Veteran archaeologist K. K. Muhammed has sounded the alarm over a sharp slowdown in temple restoration work across India, saying conservation efforts have deteriorated significantly since 2014. Once responsible for reconstructing more than 100 historic temples, he now describes the agency in charge as virtually paralysed and warns that loss of momentum risks permanent damage to the country’s architectural heritage.
Muhammed attributes the decline largely to changes in decision-making and funding at the Archaeological Survey of India (ASI). Field-level superintending archaeologists previously had discretionary funds as high as ₹25 lakh for on-site conservation tasks; that ceiling was cut to around ₹3 lakh after 2014. He argues that this drastic reduction has effectively stalled much of the hands-on restoration work that used to be routine.
He also criticises a shift in priorities within ASI where resources have been diverted from core conservation to peripheral, non-archaeological projects. Boundary walls, walkways, toilets, ticket booths, cafeterias and souvenir shops have frequently been contracted out—sometimes at high cost—while essential structural repairs and archaeological restoration receive less attention. Muhammed says this period will be remembered as one when officials knew the cost of amenities but not the cultural value of the monuments they were meant to protect.

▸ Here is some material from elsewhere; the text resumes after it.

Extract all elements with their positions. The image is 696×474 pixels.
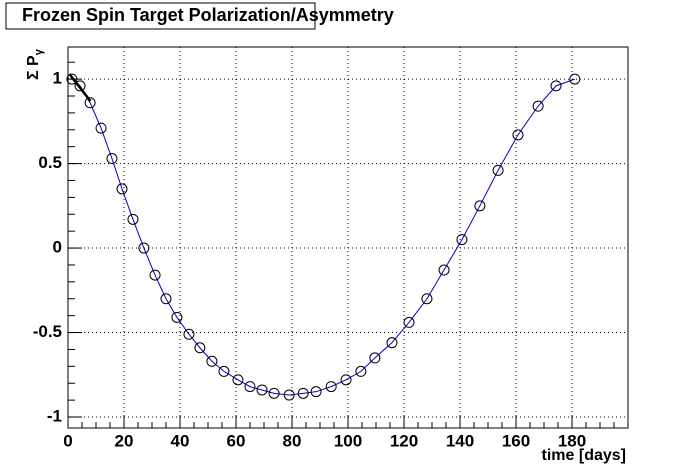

Pointing to concrete cases, he notes that at the Bateshwar temple complex, where earlier administrations rebuilt dozens of shrines, there have been no new reconstructions in recent years. He calls this lapse a decade-long void, a missed opportunity to revive and conserve a significant corpus of temple architecture at a time when interest in heritage tourism and preservation has grown internationally.
Muhammed blames excessive centralisation and bureaucratic inertia for the setbacks. Curtailing financial autonomy at the site level, he says, has slowed urgent repairs and pushed administrators to favour visible amenities that yield immediate public optics over archaeological priorities essential for structural stability and authenticity. Decisions driven by appearance rather than conservation, he warns, jeopardise the integrity of monuments.

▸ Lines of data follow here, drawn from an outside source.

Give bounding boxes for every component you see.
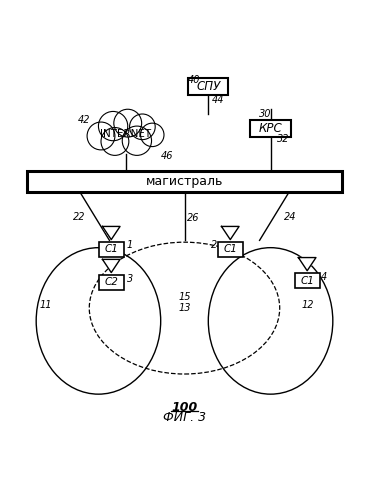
Polygon shape	[103, 227, 120, 240]
Text: 15: 15	[178, 292, 191, 302]
Circle shape	[114, 109, 142, 137]
Text: 11: 11	[40, 300, 52, 310]
FancyBboxPatch shape	[295, 273, 320, 288]
Text: C1: C1	[223, 245, 237, 254]
Circle shape	[87, 122, 115, 150]
Text: 100: 100	[171, 401, 198, 414]
Text: 13: 13	[178, 303, 191, 313]
Text: 46: 46	[161, 151, 173, 161]
FancyBboxPatch shape	[99, 242, 124, 257]
Text: 24: 24	[284, 212, 297, 222]
Polygon shape	[221, 227, 239, 240]
Text: 40: 40	[187, 74, 200, 84]
FancyBboxPatch shape	[218, 242, 243, 257]
Polygon shape	[103, 259, 120, 272]
Text: 30: 30	[259, 109, 272, 119]
Text: C1: C1	[300, 275, 314, 285]
Circle shape	[101, 128, 129, 155]
FancyBboxPatch shape	[27, 171, 342, 193]
Text: 44: 44	[212, 95, 224, 105]
Text: 3: 3	[127, 274, 133, 284]
Circle shape	[122, 126, 152, 155]
Circle shape	[99, 111, 128, 141]
Text: СПУ: СПУ	[196, 80, 220, 93]
Text: 42: 42	[77, 115, 90, 125]
FancyBboxPatch shape	[99, 275, 124, 290]
FancyBboxPatch shape	[251, 120, 291, 137]
Text: 2: 2	[211, 241, 217, 250]
Text: КРС: КРС	[259, 122, 282, 135]
Text: ФИГ. 3: ФИГ. 3	[163, 412, 206, 425]
Text: 1: 1	[127, 241, 133, 250]
Circle shape	[130, 114, 155, 140]
Circle shape	[141, 123, 164, 147]
Text: 12: 12	[302, 300, 314, 310]
Text: 26: 26	[187, 213, 200, 223]
Text: C1: C1	[104, 245, 118, 254]
Text: 32: 32	[277, 134, 289, 144]
FancyBboxPatch shape	[188, 78, 228, 95]
Text: INTERNET: INTERNET	[100, 129, 151, 139]
Text: 22: 22	[73, 212, 85, 222]
Text: C2: C2	[104, 277, 118, 287]
Polygon shape	[299, 257, 316, 271]
Text: магистраль: магистраль	[146, 175, 223, 188]
Text: 4: 4	[321, 271, 327, 281]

The consequences are serious. Delays in timely restoration increase the risk that vulnerable structures will deteriorate beyond repair, erasing physical links to the past and corroding cultural identity. There are also economic implications: poorly maintained heritage sites are less likely to attract tourists and the benefits they bring to local communities.
Muhammed is calling on heritage authorities, government bodies and civil society to reassess current priorities. He urges a return to core conservation practices: adequate and targeted funding for archaeological work, decentralised financial and administrative authority for field archaeologists, transparent project planning, and a renewed emphasis on structural restoration and safeguarding authenticity rather than cosmetic upgrades.
His message is a plea for immediate, sustained action. If restoration and preservation are deferred, future generations may inherit only memories of monuments rather than the monuments themselves.